The video also acknowledged the $250,000 fine Alabama Power was required to pay the Alabama Department of Environmental Management (ADEM) last year for excessive levels of arsenic and cobalt detected in the groundwater around Plant Barry’s coal ash pond, but said those same levels have not been detected in any drinking water supply and there is not enough research on diluted concentrations of either element to determine their effects on human health.
Toward the end of the video, the narrator says, “We have all benefited from the convenience and affordability of electricity produced by coal. For decades, we’ve turned on the lights and opened the refrigerator without thinking about the waste generated.

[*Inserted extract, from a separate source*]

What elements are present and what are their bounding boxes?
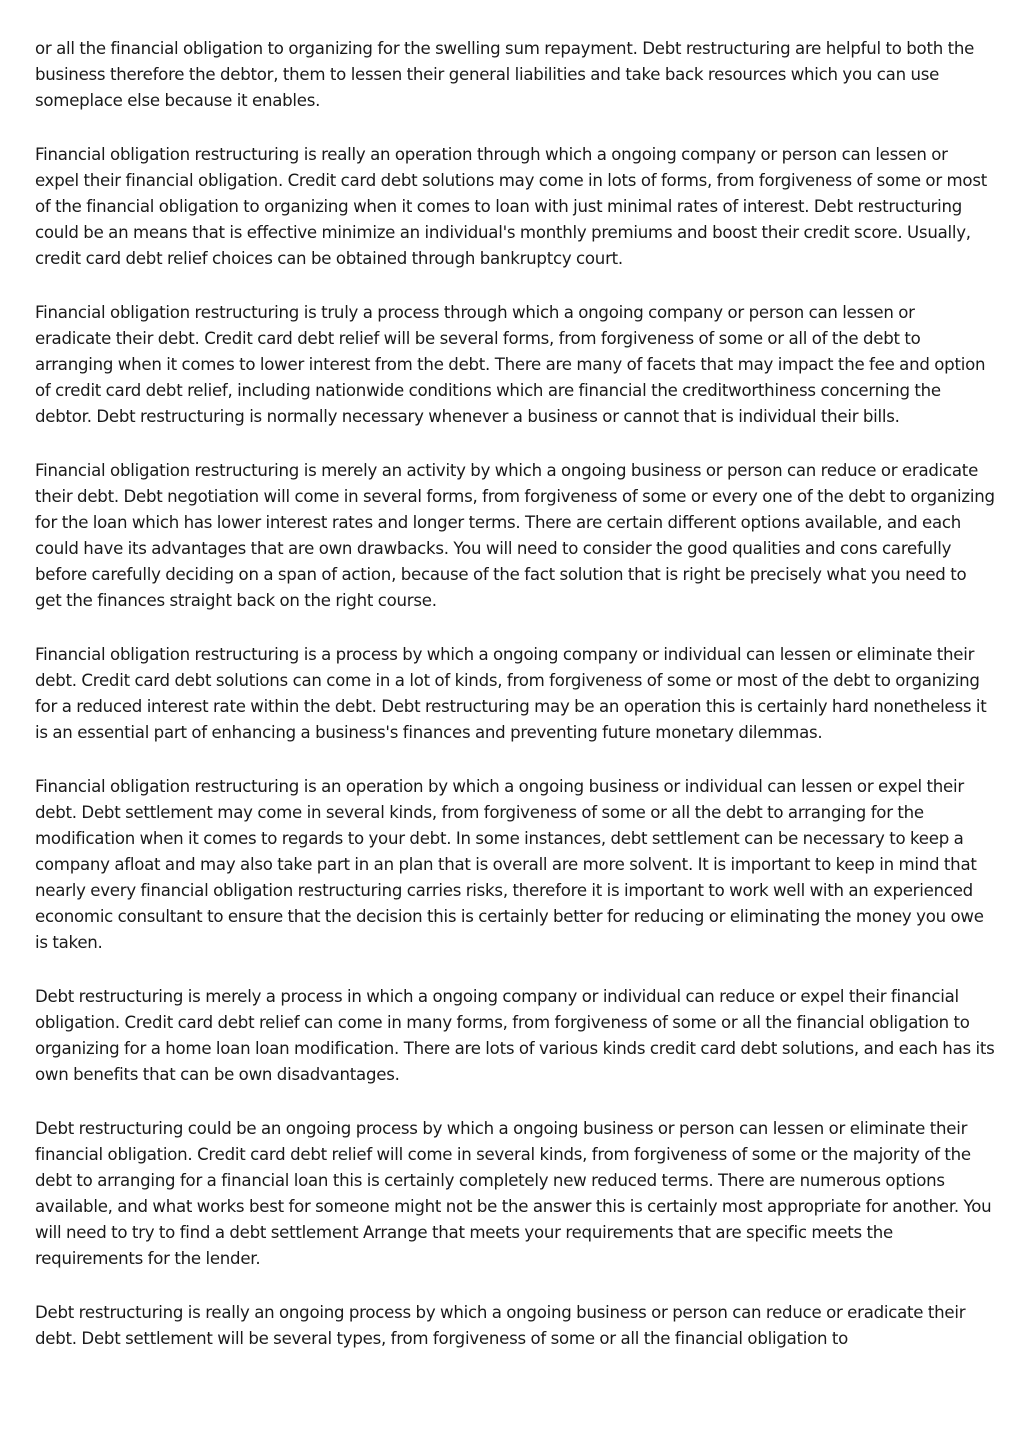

As consumers of electricity, the fate of this coal ash is our shared responsibility.”
That particular argument is similar to one used by Duke Energy after it spilled 39,000 tons of coal ash into the Dan River in North Carolina in 2014, but Graddick said he wrote the line and wasn’t familiar with Duke’s statement.
In an agreement reached there with state regulators earlier this year, Duke agreed to excavate seven of its nine coal ash ponds in North Carolina, moving the material to lined landfills away from watersheds. That plan will cost upwards of $9 billion, opposed to Alabama Power’s estimate of $2 billion, and Duke Energy is currently seeking approval to raise rates on consumers to offset part of the cost.

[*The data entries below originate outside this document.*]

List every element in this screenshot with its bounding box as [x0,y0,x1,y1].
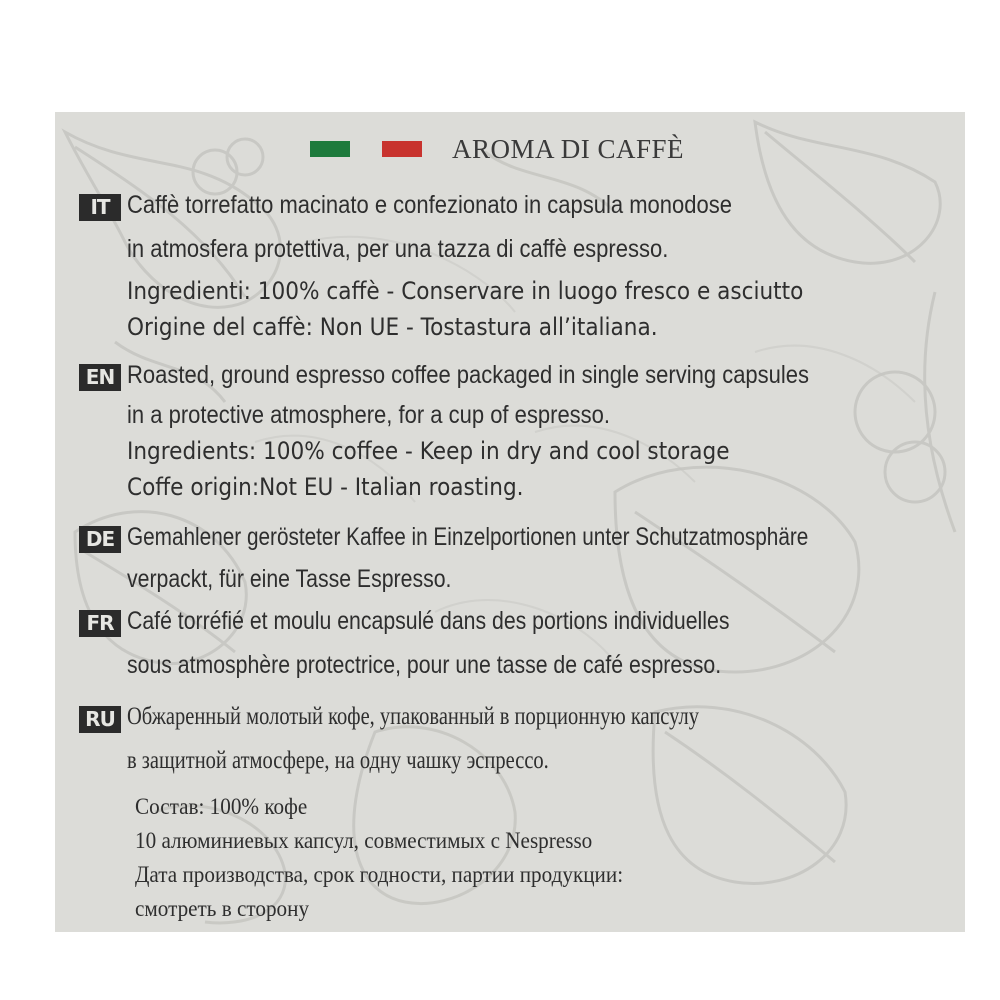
text-line: Roasted, ground espresso coffee packaged in single serving capsules [127,361,810,389]
text-line: Origine del caffè: Non UE - Tostastura all’italiana. [127,313,658,341]
text-line: verpackt, für eine Tasse Espresso. [127,565,452,593]
text-line: 10 алюминиевых капсул, совместимых с Nespresso [135,828,593,853]
text-line: Состав: 100% кофе [135,794,308,819]
text-line: Обжаренный молотый кофе, упакованный в порционную капсулу [127,703,699,730]
language-badge-it: IT [79,194,121,221]
product-title: AROMA DI CAFFÈ [452,133,685,164]
language-badge-en: EN [79,364,121,391]
text-line: in atmosfera protettiva, per una tazza di caffè espresso. [127,235,669,263]
flag-white-stripe [350,141,382,157]
language-badge-de: DE [79,526,121,553]
text-line: Coffe origin:Not EU - Italian roasting. [127,473,524,501]
text-line: смотреть в сторону [135,896,310,921]
language-badge-fr: FR [79,610,121,637]
language-badge-ru: RU [79,706,121,733]
text-line: Ingredienti: 100% caffè - Conservare in luogo fresco e asciutto [127,277,804,305]
text-line: Ingredients: 100% coffee - Keep in dry and cool storage [127,437,730,465]
text-line: Café torréfié et moulu encapsulé dans des portions individuelles [127,607,730,635]
flag-green-stripe [310,141,350,157]
flag-red-stripe [382,141,422,157]
text-line: Gemahlener gerösteter Kaffee in Einzelportionen unter Schutzatmosphäre [127,523,809,551]
product-label [55,112,965,932]
text-line: sous atmosphère protectrice, pour une tasse de café espresso. [127,651,722,679]
label-header [310,134,684,164]
text-line: in a protective atmosphere, for a cup of espresso. [127,401,611,429]
text-line: Дата производства, срок годности, партии продукции: [135,862,624,887]
text-line: Caffè torrefatto macinato e confezionato in capsula monodose [127,191,732,219]
text-line: в защитной атмосфере, на одну чашку эспрессо. [127,747,549,774]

Here, Alabama Power received the blessing of the Alabama Public Service Commission to pass along a 3 percent rate increase to consumers to pay for its coal ash remediation plan. Consumers are already paying that increase, as it went into effect at the end of 2019.
“It’s not an endorsement of either option,” Graddick reiterated of the video. “I think ultimately it’s a judgment call. It’s not up to us, but it depends on the eye of the beholder. Some may be more comfortable with getting [the coal ash] out permanently and others are more comfortable with closing-in-place. It’s two imperfect options. We tried to present what we saw and through our research with outside experts.”

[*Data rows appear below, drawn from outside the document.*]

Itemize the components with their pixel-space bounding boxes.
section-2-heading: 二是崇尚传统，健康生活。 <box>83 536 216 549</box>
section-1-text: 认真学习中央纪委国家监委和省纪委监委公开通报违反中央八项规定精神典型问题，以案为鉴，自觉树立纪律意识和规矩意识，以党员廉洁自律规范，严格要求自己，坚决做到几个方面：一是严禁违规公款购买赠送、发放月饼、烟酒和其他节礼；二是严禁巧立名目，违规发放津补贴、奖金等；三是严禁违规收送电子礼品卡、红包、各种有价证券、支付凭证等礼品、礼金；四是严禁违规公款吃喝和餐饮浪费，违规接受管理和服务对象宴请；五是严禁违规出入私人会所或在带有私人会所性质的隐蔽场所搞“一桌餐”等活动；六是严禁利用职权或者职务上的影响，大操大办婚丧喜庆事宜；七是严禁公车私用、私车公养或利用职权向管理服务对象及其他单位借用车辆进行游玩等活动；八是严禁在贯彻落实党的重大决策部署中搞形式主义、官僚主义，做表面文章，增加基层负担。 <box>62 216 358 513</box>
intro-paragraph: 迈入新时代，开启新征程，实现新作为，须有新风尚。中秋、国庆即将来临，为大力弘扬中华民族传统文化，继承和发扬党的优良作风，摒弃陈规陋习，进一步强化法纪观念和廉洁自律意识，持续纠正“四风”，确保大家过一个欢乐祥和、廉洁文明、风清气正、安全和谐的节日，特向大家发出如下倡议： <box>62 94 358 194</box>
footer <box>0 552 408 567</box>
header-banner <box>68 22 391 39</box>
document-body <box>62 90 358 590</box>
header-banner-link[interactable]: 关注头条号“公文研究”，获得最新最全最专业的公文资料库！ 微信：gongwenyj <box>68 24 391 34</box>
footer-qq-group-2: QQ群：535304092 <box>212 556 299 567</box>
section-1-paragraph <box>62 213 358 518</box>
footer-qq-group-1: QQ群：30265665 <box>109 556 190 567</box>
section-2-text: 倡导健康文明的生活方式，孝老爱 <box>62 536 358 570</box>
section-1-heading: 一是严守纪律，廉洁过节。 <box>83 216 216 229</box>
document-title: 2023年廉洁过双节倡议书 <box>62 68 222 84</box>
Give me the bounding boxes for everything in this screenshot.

Meanwhile, Alabama Power quietly announced public meetings around the state regarding “assessments of corrective measures” by placing legal advertisements in a handful of newspapers earlier on two dates in May and June. The ads do not mention the phrase “coal ash” and provide no detail, but simply state the meeting is “to identify and discuss potential corrective measures that are available to address groundwater.” The meetings are required as part of federal coal ash guidelines.
Cade Kistler, program manager at Mobile Baykeeper, argues the meetings weren’t properly advertised and are designed to minimize attendance. Baykeeper has been critical of the company’s plan at Plant Barry throughout its adherence to the federal guidelines.
“Alabama Power is a $6 billion organization with a huge PR team, multiple communications firms on their payroll, and its own ‘News Center,’” Kistler said, claiming the newspaper advertisements were inadequate. “The additional fact this is happening during a pandemic is concerning and there is no option for remote attendance. It just seems the whole thing is intended to have low turnout.”
In a statement to Lagniappe, Alabama Power said the meeting is the only one scheduled by the company regarding Plant Barry, but “there will be additional opportunities for public involvement and comment through ADEM’s permitting process.”
Corporate Communications Manager Beth Thomas wrote the location was chosen based on its proximity to the plant, and the advertisements appeared “in major and community newspapers” in the vicinity, as well as on the company’s website.
“The public has access to a large volume of information about our closure plans on our public website and can communicate with us in many ways, and does,” she wrote. The meeting will feature “subject matter experts from the company attending who can answer questions from the public.”